The following commands have been tested on a machine with 4 RTX 3080Ti GPUs (12GB VRAM each). Fine-tuning is done with the custom sft_qlora.py script instead of autotrain as autotrain doesn't support completion-only fine-tuning (at the time of writing). In conda environment bot-with-plan run:

accelerate launch \
  --config_file train/planner/sft_qlora.yaml train/planner/sft_qlora.py \
  --completion_only=false \
  --packing=false \
  --num_epochs=2 \
  --gradient_accumulation_steps=2 \
  --output_dir=gba-planner-7B-v0.2

accelerate launch \
  --config_file train/planner/sft_qlora.yaml train/planner/sft_qlora.py \
  --completion_only=true \
  --packing=false \
  --num_epochs=2 \
  --gradient_accumulation_steps=2 \
  --output_dir=gba-planner-7B-completion-only-v0.2

These commands replicate the model across GPUs with DDP. For distributed FSDP training (experimental), which allows larger batch sizes without gradient accumulation, use the sft_qlora_fsdp.py script:

accelerate launch \
  --config_file train/planner/sft_qlora_fsdp.yaml train/planner/sft_qlora_fsdp.py \
  --completion_only=false \
  --packing=false \
  --num_epochs=2 \
  --per_device_batch_size=4 \
  --output_dir=gba-planner-7B-v0.2

accelerate launch \
  --config_file train/planner/sft_qlora_fsdp.yaml train/planner/sft_qlora_fsdp.py \
  --completion_only=true \
  --packing=false \
  --num_epochs=2 \
  --per_device_batch_size=4 \
  --output_dir=gba-planner-7B-completion-only-v0.2

Fine-tuned models are available in the krasserm/gba-planner-v0.2 and krasserm/gba-planner-v0.2-completion-only repositories.

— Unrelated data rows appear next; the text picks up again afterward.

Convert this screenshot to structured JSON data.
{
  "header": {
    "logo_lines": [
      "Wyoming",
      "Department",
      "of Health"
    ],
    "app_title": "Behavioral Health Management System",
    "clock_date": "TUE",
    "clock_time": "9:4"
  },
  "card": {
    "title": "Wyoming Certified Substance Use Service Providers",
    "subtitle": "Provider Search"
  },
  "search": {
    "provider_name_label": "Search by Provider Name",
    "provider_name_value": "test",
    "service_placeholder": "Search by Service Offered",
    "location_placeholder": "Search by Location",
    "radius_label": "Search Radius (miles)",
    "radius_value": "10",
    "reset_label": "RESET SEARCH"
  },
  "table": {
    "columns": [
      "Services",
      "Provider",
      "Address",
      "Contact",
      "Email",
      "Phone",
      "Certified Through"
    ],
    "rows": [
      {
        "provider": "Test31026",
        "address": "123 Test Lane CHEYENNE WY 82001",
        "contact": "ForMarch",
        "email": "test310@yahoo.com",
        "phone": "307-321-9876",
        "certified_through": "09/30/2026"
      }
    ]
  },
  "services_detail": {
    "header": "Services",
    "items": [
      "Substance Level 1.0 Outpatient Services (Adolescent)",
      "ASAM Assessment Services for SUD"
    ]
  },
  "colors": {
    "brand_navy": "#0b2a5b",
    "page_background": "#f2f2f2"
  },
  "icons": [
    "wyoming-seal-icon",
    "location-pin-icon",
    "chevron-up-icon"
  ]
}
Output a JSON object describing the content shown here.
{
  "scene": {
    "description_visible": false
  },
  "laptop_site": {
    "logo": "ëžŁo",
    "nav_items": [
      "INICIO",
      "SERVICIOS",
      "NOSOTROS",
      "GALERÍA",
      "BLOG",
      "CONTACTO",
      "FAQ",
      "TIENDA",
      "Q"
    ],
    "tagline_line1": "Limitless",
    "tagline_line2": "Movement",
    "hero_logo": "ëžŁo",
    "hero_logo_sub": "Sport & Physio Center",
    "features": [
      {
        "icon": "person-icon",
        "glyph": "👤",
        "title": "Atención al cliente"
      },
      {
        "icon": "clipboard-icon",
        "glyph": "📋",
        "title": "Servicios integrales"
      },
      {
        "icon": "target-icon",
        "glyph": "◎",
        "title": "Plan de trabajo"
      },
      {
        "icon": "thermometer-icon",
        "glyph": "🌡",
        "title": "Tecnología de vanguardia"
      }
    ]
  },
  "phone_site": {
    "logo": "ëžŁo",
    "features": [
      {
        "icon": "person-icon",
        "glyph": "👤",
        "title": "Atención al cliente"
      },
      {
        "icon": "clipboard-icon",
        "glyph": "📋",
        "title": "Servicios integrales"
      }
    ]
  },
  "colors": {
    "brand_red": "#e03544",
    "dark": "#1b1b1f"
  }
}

After fine-tuning, optionally inspect a few model outputs generated from validation set prompts and compare them to GPT-4 based planner outputs:

python train/planner/validate.py \
  --model_dir gba-planner-7B-v0.2 \
  --dataset_dir output/dataset

python train/planner/validate.py \
  --model_dir gba-planner-7B-completion-only-v0.2 \
  --dataset_dir output/dataset

Merge the trained QLoRA model back into the base model:

python train/planner/merge.py \
  --model_dir gba-planner-7B-v0.2 \
  --output_dir gba-planner-7B-v0.2-merged

python train/planner/merge.py \
  --model_dir gba-planner-7B-completion-only-v0.2 \
  --output_dir gba-planner-7B-completion-only-v0.2-merged

Convert them to GGUF format

docker run --gpus all --rm -v $(realpath .):/project ghcr.io/ggerganov/llama.cpp:full-cuda--b1-17b291a --convert \
  /project/gba-planner-7B-v0.2-merged \
  --outfile /project/models/gba-planner-7B-v0.2.gguf \
  --outtype bf16

docker run --gpus all --rm -v $(realpath .):/project ghcr.io/ggerganov/llama.cpp:full-cuda--b1-17b291a --convert \
  /project/gba-planner-7B-completion-only-v0.2-merged \
  --outfile /project/models/gba-planner-7B-completion-only-v0.2.gguf \
  --outtype bf16

and quantize them:

docker run --gpus all --rm -v $(realpath .):/project ghcr.io/ggerganov/llama.cpp:full-cuda--b1-17b291a --quantize \
  /project/models/gba-planner-7B-v0.2.gguf \
  /project/models/gba-planner-7B-v0.2-Q8_0.gguf Q8_0

docker run --gpus all --rm -v $(realpath .):/project ghcr.io/ggerganov/llama.cpp:full-cuda--b1-17b291a --quantize \
  /project/models/gba-planner-7B-completion-only-v0.2.gguf \
  /project/models/gba-planner-7B-completion-only-v0.2-Q8_0.gguf Q8_0

Quantized models are available in the krasserm/gba-planner-7B-v0.2-GGUF and krasserm/gba-planner-7B-completion-only-v0.2-GGUF repositories.